The Nanowerk article Nanotechnology solutions for Alzheimer's disease said
In the absence of a cure — since Alzheimer's is a progressive disease, and the brains natural regenerative capacity is thought to be minimal ?an early diagnosis combined with some form of treatment that stops the pathogenic process is seen as the most promising way of battling the disease. However, as Dr. Amir Nazem and Dr. G. Ali Mansoori write in their paper (Nanotechnology Solutions for Alzheimer's Disease: Advances in Research Tools, Diagnostic Methods and Therapeutic Agents), at the present there is not any single diagnostic tool for precise screening or early and accurate detection of the disease; and only a probable diagnosis with an 80% confidence, on average, is possible based on clinical criteria (including laboratory tests, neuroimaging, and neuropsychological assessment).
 
Nazem, a scientist at the Qaem Hospital, Mashhad University of Medical Sciences in Iran, and Mansoori a professor in the Departments of Bioengineering and Chemical Engineering & Physics at the University of Illinois at Chicago describe possible approaches to early diagnoses and effective treatment of AD. They write that the development of nanotechnology approaches for early-stage diagnosis of AD is quite promising but acknowledge that scientists are still at the very beginning of the ambitious project of designing effective drugs and methods for the regeneration of the central nervous system.
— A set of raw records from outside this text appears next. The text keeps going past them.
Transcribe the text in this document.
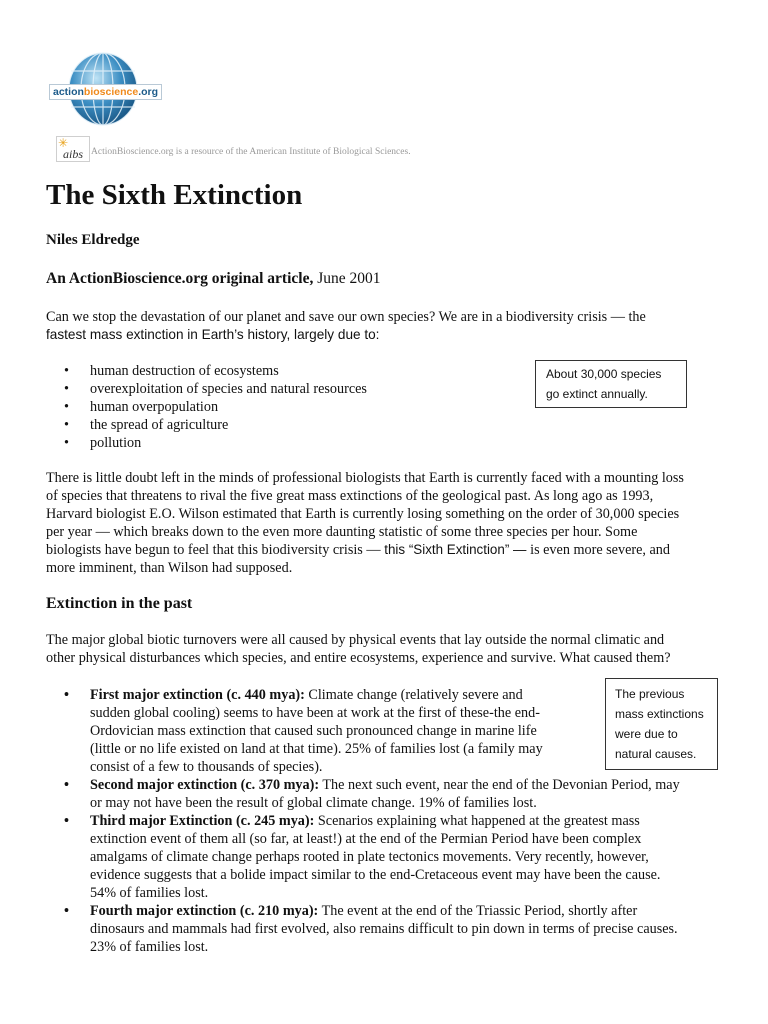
actionbioscience.org
✳
aibs ActionBioscience.org is a resource of the American Institute of Biological Sciences.
The Sixth Extinction
Niles Eldredge
An ActionBioscience.org original article, June 2001
Can we stop the devastation of our planet and save our own species? We are in a biodiversity crisis — the
fastest mass extinction in Earth’s history, largely due to:
• human destruction of ecosystems
• overexploitation of species and natural resources
• human overpopulation
• the spread of agriculture
• pollution
About 30,000 species
go extinct annually.
There is little doubt left in the minds of professional biologists that Earth is currently faced with a mounting loss
of species that threatens to rival the five great mass extinctions of the geological past. As long ago as 1993,
Harvard biologist E.O. Wilson estimated that Earth is currently losing something on the order of 30,000 species
per year — which breaks down to the even more daunting statistic of some three species per hour. Some
biologists have begun to feel that this biodiversity crisis — this “Sixth Extinction” — is even more severe, and
more imminent, than Wilson had supposed.
Extinction in the past
The major global biotic turnovers were all caused by physical events that lay outside the normal climatic and
other physical disturbances which species, and entire ecosystems, experience and survive. What caused them?
The previous
mass extinctions
were due to
natural causes.
• First major extinction (c. 440 mya): Climate change (relatively severe and
sudden global cooling) seems to have been at work at the first of these-the end-
Ordovician mass extinction that caused such pronounced change in marine life
(little or no life existed on land at that time). 25% of families lost (a family may
consist of a few to thousands of species).
• Second major extinction (c. 370 mya): The next such event, near the end of the Devonian Period, may
or may not have been the result of global climate change. 19% of families lost.
• Third major Extinction (c. 245 mya): Scenarios explaining what happened at the greatest mass
extinction event of them all (so far, at least!) at the end of the Permian Period have been complex
amalgams of climate change perhaps rooted in plate tectonics movements. Very recently, however,
evidence suggests that a bolide impact similar to the end-Cretaceous event may have been the cause.
54% of families lost.
• Fourth major extinction (c. 210 mya): The event at the end of the Triassic Period, shortly after
dinosaurs and mammals had first evolved, also remains difficult to pin down in terms of precise causes.
23% of families lost.
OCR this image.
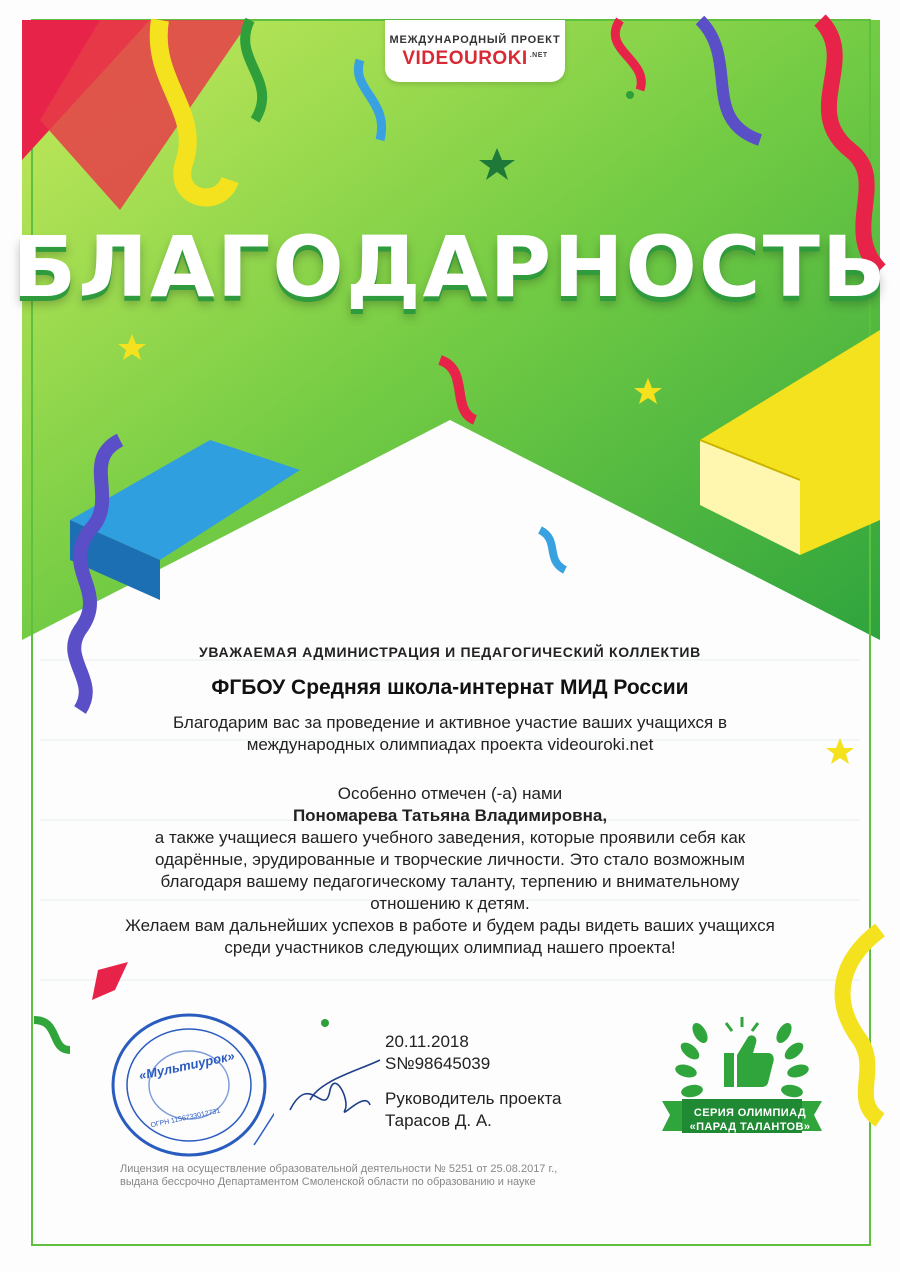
МЕЖДУНАРОДНЫЙ ПРОЕКТ
VIDEOUROKI $^{.NET}$
БЛАГОДАРНОСТЬ
УВАЖАЕМАЯ АДМИНИСТРАЦИЯ И ПЕДАГОГИЧЕСКИЙ КОЛЛЕКТИВ
ФГБОУ Средняя школа-интернат МИД России
Благодарим вас за проведение и активное участие ваших учащихся в международных олимпиадах проекта videouroki.net
Особенно отмечен (-а) нами
Пономарева Татьяна Владимировна,
а также учащиеся вашего учебного заведения, которые проявили себя как одарённые, эрудированные и творческие личности. Это стало возможным благодаря вашему педагогическому таланту, терпению и внимательному отношению к детям.
Желаем вам дальнейших успехов в работе и будем рады видеть ваших учащихся среди участников следующих олимпиад нашего проекта!
«Мультиурок»
ОГРН 1156733012731
20.11.2018
S№98645039
Руководитель проекта
Тарасов Д. А.
Лицензия на осуществление образовательной деятельности № 5251 от 25.08.2017 г.,
выдана бессрочно Департаментом Смоленской области по образованию и науке
СЕРИЯ ОЛИМПИАД
«ПАРАД ТАЛАНТОВ»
G. Ali Mansoori, Ph.D. is Professor, Departments of Bioengineering, Chemical Engineering, and Physics, Department of Bioengineering, University of Illinois at Chicago.
 
Ali's research is in the areas of statistical mechanics and thermodynamics with applications in: chemical engineering process design, heavy oil utilization, asphaltene characterization, sour natural gas purification, supercritical fluid extraction/retrograde condensation, biotechnology, and environmental pollution.
 
He has developed: new molecular solution theories that are applicable for engineering design calculations; phase equilibria theory of multicomponent mixtures, and he has applied them to the case of polymer solutions, petroleum reservoir fluids, coal liquids, and biological fluids; statistical mechanical mixing rules for asymmetric mixtures consisting of polar and associating molecules such as aqueous; predictive techniques for supercritical fluid extraction, retrograde condensation, and their applications in production and treatment processes of the natural gas industry; phase equilibria for bioseparations and its applications for enrichment of biological macromolecules (proteins) from biological fluids; and deposition and separation techniques of asphaltene fractions from intermediate and heavy petroleum crudes and their application in petroleum production and processing.
 
In developing these techniques he has applied experimental methods of chromatography, interfacial tensiometry, ebuliometry along with fractal aggregation, colloidal, micellar, polymer, and statistical mechanical theories.
 
Ali authored Principles Of Nanotechnology: Molecular-Based Study Of Condensed Matter In Small Systems and Modeling of asphaltene and other heavy organic depositions, coauthored Measurement of property relationships of nano-structure micelles and coacervates of asphaltene in a pure solvent, A simple expression for radial distribution functions of pure fluids and mixtures, Surface tension prediction for pure fluids, Densities of Poly(ethylene glycol) + Water Mixtures in the 298.15-328.15 K Temperature Range, and Statistical thermodynamics of mixtures. A new version for the theory of conformal solution, and coedited Molecular Building Blocks for Nanotechnology: From Diamondoids to Nanoscale Materials and Applications. Read the full list of his publications!
 
Ali earned his Ph.D. at the University of Oklahoma in 1969.